This week's data comes from Tam Nguyen and MyAnimeList.net via Kaggle. According to Wikipedia - "MyAnimeList, often abbreviated as MAL, is an anime and manga social networking and social cataloging application website. The site provides its users with a list-like system to organize and score anime and manga. It facilitates finding users who share similar tastes and provides a large database on anime and manga. The site claims to have 4.4 million anime and 775,000 manga entries. In 2015, the site received 120 million visitors a month."
Anime without rankings or popularity scores were excluded. Producers, genre, and studio were converted from lists to tidy observations, so there will be repetitions of shows with multiple producers, genres, etc. The raw data is also uploaded.

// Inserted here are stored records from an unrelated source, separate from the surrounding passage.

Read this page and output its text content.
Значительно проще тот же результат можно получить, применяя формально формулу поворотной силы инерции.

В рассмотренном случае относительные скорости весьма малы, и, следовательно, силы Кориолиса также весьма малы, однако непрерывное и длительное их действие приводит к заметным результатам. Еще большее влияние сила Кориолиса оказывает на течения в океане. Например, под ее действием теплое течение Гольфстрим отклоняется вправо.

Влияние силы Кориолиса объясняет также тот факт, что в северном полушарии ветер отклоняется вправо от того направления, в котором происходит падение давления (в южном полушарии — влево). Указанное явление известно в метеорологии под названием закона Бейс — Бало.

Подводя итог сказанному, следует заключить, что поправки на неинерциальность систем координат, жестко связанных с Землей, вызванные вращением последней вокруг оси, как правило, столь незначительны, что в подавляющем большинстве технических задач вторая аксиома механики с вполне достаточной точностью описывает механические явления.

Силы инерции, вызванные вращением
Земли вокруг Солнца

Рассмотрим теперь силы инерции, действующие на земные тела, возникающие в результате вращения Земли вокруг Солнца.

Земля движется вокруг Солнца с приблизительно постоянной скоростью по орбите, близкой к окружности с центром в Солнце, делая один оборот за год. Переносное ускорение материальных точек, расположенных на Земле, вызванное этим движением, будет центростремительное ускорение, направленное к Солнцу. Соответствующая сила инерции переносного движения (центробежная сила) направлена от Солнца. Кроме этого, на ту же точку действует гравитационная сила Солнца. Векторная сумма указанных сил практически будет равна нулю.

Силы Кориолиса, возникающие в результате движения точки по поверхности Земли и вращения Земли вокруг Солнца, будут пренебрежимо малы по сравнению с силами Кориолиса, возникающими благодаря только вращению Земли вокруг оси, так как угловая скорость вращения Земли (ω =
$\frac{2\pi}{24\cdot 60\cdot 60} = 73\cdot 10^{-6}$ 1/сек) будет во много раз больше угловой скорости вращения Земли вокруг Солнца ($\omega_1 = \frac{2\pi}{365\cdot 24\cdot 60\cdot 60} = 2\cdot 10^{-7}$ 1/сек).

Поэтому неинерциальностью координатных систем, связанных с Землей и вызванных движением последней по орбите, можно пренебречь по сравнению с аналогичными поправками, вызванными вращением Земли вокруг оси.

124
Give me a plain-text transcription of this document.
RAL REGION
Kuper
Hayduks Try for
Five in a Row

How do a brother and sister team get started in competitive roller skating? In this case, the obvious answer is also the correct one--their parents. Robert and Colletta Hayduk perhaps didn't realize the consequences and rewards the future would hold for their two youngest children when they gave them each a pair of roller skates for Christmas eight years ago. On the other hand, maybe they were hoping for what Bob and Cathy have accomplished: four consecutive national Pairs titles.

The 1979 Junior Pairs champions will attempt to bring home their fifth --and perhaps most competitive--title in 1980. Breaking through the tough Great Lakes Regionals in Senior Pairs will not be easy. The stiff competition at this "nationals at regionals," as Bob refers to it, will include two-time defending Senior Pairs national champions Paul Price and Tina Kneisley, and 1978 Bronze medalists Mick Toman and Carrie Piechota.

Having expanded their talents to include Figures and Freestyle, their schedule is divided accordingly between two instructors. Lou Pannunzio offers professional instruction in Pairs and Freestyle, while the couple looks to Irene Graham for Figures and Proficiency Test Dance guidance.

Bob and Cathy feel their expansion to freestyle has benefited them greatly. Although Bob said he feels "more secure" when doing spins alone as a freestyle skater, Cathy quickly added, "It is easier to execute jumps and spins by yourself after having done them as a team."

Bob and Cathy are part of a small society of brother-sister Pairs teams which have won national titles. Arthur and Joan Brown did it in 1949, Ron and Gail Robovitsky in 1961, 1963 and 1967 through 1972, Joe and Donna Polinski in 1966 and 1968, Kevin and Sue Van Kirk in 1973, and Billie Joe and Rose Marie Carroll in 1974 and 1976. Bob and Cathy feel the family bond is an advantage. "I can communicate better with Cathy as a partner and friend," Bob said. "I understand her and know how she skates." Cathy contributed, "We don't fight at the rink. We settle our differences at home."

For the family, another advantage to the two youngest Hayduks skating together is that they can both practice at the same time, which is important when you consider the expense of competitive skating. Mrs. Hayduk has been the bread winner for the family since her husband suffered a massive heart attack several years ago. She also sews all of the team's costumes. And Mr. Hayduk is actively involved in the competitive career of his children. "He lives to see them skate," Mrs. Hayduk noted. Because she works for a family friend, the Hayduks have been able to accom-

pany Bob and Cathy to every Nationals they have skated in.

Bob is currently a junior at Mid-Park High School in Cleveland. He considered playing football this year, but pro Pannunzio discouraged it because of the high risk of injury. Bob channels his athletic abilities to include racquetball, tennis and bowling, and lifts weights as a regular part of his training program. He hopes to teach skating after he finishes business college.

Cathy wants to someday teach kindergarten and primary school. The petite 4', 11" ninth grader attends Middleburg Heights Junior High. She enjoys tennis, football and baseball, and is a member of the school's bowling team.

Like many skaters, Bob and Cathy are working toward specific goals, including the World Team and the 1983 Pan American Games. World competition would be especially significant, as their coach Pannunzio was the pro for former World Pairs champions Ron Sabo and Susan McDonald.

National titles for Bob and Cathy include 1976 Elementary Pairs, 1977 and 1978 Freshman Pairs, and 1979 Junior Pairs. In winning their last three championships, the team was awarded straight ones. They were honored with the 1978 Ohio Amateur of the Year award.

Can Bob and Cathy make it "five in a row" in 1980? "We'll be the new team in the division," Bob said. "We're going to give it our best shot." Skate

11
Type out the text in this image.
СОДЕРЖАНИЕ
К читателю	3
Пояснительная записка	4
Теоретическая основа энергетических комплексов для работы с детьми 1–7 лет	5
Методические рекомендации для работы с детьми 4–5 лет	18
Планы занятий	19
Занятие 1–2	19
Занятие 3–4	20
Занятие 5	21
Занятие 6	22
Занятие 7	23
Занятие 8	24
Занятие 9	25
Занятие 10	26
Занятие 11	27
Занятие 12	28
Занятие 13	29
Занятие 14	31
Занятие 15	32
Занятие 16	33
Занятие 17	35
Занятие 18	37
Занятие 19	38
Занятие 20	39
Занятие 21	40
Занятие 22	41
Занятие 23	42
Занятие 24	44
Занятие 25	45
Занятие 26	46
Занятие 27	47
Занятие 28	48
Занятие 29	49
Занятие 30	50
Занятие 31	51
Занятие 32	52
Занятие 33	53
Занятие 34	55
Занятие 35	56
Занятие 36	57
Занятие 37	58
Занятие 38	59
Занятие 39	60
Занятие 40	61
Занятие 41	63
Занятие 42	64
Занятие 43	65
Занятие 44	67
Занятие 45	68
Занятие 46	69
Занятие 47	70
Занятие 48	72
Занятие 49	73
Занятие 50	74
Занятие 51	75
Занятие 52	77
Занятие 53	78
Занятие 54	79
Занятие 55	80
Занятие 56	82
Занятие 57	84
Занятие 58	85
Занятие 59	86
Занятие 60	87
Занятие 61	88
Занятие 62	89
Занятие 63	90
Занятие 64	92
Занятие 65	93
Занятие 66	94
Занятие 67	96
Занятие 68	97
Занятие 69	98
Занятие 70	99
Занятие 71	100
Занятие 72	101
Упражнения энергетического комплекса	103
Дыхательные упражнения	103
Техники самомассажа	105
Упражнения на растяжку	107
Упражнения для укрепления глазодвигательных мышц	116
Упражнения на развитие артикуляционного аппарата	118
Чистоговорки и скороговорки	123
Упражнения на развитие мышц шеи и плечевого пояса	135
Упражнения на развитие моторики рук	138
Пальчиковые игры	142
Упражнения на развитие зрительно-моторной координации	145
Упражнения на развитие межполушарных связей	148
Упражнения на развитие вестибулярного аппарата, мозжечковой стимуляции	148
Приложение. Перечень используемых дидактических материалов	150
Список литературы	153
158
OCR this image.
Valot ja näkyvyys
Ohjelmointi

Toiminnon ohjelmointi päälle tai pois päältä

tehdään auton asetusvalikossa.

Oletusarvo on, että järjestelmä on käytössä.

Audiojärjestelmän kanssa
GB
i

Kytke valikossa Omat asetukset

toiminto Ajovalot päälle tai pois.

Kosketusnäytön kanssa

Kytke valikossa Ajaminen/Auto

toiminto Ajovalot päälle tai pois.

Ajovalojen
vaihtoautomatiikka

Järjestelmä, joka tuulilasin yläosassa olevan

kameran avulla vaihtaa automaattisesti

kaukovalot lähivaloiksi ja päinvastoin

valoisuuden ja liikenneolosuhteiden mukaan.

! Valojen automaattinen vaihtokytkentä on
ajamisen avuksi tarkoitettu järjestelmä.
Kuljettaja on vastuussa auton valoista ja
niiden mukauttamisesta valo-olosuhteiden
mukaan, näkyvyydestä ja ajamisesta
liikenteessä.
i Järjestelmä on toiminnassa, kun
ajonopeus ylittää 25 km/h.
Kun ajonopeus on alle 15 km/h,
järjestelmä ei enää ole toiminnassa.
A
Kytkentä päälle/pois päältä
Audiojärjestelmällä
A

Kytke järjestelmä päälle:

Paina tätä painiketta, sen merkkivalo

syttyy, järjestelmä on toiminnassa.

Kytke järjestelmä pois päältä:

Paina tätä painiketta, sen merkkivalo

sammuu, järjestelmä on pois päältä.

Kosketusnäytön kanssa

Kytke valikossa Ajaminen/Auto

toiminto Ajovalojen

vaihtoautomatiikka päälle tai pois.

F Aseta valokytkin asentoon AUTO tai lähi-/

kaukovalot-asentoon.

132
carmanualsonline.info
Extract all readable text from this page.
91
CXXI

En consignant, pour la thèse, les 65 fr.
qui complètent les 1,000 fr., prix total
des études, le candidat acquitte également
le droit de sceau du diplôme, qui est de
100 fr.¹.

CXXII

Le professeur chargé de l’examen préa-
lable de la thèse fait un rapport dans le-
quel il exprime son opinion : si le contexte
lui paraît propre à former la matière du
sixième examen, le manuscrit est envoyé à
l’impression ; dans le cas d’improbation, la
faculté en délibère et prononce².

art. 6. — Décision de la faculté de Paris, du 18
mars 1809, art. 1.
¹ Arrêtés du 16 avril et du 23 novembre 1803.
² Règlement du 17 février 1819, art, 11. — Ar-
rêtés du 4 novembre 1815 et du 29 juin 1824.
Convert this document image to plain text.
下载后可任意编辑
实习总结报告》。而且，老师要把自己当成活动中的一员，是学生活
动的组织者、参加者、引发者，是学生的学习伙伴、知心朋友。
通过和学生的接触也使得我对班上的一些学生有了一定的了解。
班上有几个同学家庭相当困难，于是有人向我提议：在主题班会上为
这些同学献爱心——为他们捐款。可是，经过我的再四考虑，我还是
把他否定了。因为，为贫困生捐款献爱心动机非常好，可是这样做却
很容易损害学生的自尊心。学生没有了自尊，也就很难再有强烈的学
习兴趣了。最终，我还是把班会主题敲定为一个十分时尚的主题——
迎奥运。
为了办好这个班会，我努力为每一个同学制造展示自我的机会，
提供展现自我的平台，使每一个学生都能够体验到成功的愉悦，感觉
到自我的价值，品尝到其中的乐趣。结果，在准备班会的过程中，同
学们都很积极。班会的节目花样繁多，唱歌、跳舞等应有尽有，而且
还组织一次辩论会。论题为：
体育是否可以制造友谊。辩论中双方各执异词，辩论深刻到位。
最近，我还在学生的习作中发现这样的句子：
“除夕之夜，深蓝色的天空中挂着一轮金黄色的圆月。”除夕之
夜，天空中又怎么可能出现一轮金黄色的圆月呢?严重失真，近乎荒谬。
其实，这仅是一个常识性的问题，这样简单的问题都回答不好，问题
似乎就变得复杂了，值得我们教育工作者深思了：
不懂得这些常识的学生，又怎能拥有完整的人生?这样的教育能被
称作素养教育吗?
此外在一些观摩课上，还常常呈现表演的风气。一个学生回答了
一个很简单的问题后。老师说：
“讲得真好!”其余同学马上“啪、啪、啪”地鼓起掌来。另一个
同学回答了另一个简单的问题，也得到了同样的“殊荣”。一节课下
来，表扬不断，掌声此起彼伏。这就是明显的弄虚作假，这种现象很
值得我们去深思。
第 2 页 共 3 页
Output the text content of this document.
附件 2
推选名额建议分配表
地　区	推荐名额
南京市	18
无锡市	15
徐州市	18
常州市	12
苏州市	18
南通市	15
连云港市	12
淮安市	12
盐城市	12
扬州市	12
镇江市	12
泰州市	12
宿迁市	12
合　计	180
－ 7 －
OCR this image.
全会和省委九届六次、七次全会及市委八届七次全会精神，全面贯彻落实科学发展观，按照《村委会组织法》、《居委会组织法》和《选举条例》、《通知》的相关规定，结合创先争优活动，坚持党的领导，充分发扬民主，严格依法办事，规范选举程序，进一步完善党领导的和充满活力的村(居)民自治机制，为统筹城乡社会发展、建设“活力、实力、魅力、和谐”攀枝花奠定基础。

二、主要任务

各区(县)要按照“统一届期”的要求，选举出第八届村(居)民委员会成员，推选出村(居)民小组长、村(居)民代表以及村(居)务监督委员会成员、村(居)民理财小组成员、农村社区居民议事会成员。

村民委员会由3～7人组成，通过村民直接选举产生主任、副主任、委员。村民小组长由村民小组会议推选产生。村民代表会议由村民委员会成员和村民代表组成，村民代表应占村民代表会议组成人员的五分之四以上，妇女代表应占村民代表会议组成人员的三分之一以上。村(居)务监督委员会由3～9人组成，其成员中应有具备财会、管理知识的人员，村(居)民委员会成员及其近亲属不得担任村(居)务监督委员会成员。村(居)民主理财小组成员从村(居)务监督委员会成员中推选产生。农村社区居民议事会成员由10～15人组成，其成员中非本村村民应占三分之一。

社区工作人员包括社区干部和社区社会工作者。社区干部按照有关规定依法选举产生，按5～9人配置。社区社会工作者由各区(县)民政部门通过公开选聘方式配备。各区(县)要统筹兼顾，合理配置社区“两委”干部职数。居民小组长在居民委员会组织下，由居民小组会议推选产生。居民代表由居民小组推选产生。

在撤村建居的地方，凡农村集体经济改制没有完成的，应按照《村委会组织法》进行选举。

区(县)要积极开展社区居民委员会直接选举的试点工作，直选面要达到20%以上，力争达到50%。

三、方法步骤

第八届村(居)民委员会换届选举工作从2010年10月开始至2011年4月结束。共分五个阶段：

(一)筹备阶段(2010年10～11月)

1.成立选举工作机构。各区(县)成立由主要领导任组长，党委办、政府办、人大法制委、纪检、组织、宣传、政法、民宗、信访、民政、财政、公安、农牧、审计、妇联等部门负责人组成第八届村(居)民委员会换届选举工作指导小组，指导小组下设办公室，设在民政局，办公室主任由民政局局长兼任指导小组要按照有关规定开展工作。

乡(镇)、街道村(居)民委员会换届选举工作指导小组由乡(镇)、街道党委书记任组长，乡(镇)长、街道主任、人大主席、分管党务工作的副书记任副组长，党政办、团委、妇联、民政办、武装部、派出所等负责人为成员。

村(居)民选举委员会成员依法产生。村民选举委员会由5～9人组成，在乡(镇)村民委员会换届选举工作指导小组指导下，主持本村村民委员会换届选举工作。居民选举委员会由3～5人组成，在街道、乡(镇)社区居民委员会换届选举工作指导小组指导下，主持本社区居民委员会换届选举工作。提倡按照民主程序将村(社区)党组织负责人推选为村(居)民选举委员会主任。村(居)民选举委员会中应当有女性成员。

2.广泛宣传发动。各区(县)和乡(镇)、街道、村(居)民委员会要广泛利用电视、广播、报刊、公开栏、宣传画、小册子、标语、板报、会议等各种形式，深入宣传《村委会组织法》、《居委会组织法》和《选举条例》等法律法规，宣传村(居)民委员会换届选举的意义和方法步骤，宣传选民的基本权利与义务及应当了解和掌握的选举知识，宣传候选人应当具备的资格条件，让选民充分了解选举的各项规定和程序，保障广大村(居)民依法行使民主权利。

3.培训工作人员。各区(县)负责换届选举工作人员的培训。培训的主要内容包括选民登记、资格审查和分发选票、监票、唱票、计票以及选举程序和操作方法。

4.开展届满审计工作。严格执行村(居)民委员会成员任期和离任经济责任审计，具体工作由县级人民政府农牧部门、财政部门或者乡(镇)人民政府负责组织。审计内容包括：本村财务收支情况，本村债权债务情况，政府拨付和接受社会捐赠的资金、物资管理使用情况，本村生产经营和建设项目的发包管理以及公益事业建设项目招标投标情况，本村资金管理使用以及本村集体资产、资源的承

Lots of interesting ways to explore the data this week!
tidy_anime <- readr::read_csv("https://raw.githubusercontent.com/rfordatascience/tidytuesday/master/data/2019/2019-04-23/tidy_anime.csv")
Heads up the dataset is about 97 mb - if you want to free up some space, drop the synopsis and background, they are long strings, or broadcast, premiered, related as they are redundant or less useful.
variable | class | description |
---|---|---|
animeID | double | Anime ID (as in https://myanimelist.net/anime/animeID) |
name | character | anime title - extracted from the site. |
title_english | character | title in English (sometimes is different, sometimes is missing) |
title_japanese | character | title in Japanese (if Anime is Chinese or Korean, the title, if available, in the respective language) |
title_synonyms | character | other variants of the title |
type | character | anime type (e.g. TV, Movie, OVA) |
source | character | source of anime (i.e original, manga, game, music, visual novel etc.) |
producers | character | producers |
genre | character | genre |
studio | character | studio |
episodes | double | number of episodes |
status | character | Aired or not aired |
airing | logical | True/False is still airing |
start_date | double | Start date (ymd) |
end_date | double | End date (ymd) |
duration | character | Per episode duration or entire duration, text string |
rating | character | Age rating |
score | double | Score (higher = better) |
scored_by | double | Number of users that scored |
rank | double | Rank - weight according to MyAnimeList formula |
popularity | double | based on how many members/users have the respective anime in their list |
members | double | number members that added this anime in their list |
favorites | double | number members that favorites these in their list |
synopsis | character | long string with anime synopsis |
background | character | long string with production background and other things |
premiered | character | anime premiered on season/year |
broadcast | character | when is (regularly) broadcasted |
related | character | dictionary: related animes, series, games etc. |
library(tidyverse)
library(here)
raw_df <- readr::read_csv("https://raw.githubusercontent.com/rfordatascience/tidytuesday/master/data/2019/2019-04-23/raw_anime.csv")
clean_df <- raw_df %>%
# Producers
mutate(producers = str_remove(producers, "\\["),
producers = str_remove(producers, "\\]")) %>%
separate_rows(producers, sep = ",") %>%
mutate(producers = str_remove(producers, "\\'"),
producers = str_remove(producers, "\\'"),
producers = str_trim(producers)) %>%
# Genre
mutate(genre = str_remove(genre, "\\["),
genre = str_remove(genre, "\\]")) %>%
separate_rows(genre, sep = ",") %>%
mutate(genre = str_remove(genre, "\\'"),
genre = str_remove(genre, "\\'"),
genre = str_trim(genre)) %>%
# Studio
mutate(studio = str_remove(studio, "\\["),
studio = str_remove(studio, "\\]")) %>%
separate_rows(studio, sep = ",") %>%
mutate(studio = str_remove(studio, "\\'"),
studio = str_remove(studio, "\\'"),
studio = str_trim(studio)) %>%
# Aired
mutate(aired = str_remove(aired, "\\{"),
aired = str_remove(aired, "\\}"),
aired = str_remove(aired, "'from': "),
aired = str_remove(aired, "'to': "),
aired = word(aired, start = 1, 2, sep = ",")) %>%
separate(aired, into = c("start_date", "end_date"), sep = ",") %>%
mutate(start_date = str_remove_all(start_date, "'"),
start_date = str_sub(start_date, 1, 10),
end_date = str_remove_all(start_date, "'"),
end_date = str_sub(end_date, 1, 10)) %>%
mutate(start_date = lubridate::ymd(start_date),
end_date = lubridate::ymd(end_date)) %>%
# Drop unranked or unpopular series
filter(rank != 0,
popularity != 0)
write_csv(clean_df, here("2019", "2019-04-22", "tidy_anime.csv"))
raw_df %>% write_csv(here("2019", "2019-04-22", "raw_anime.csv"))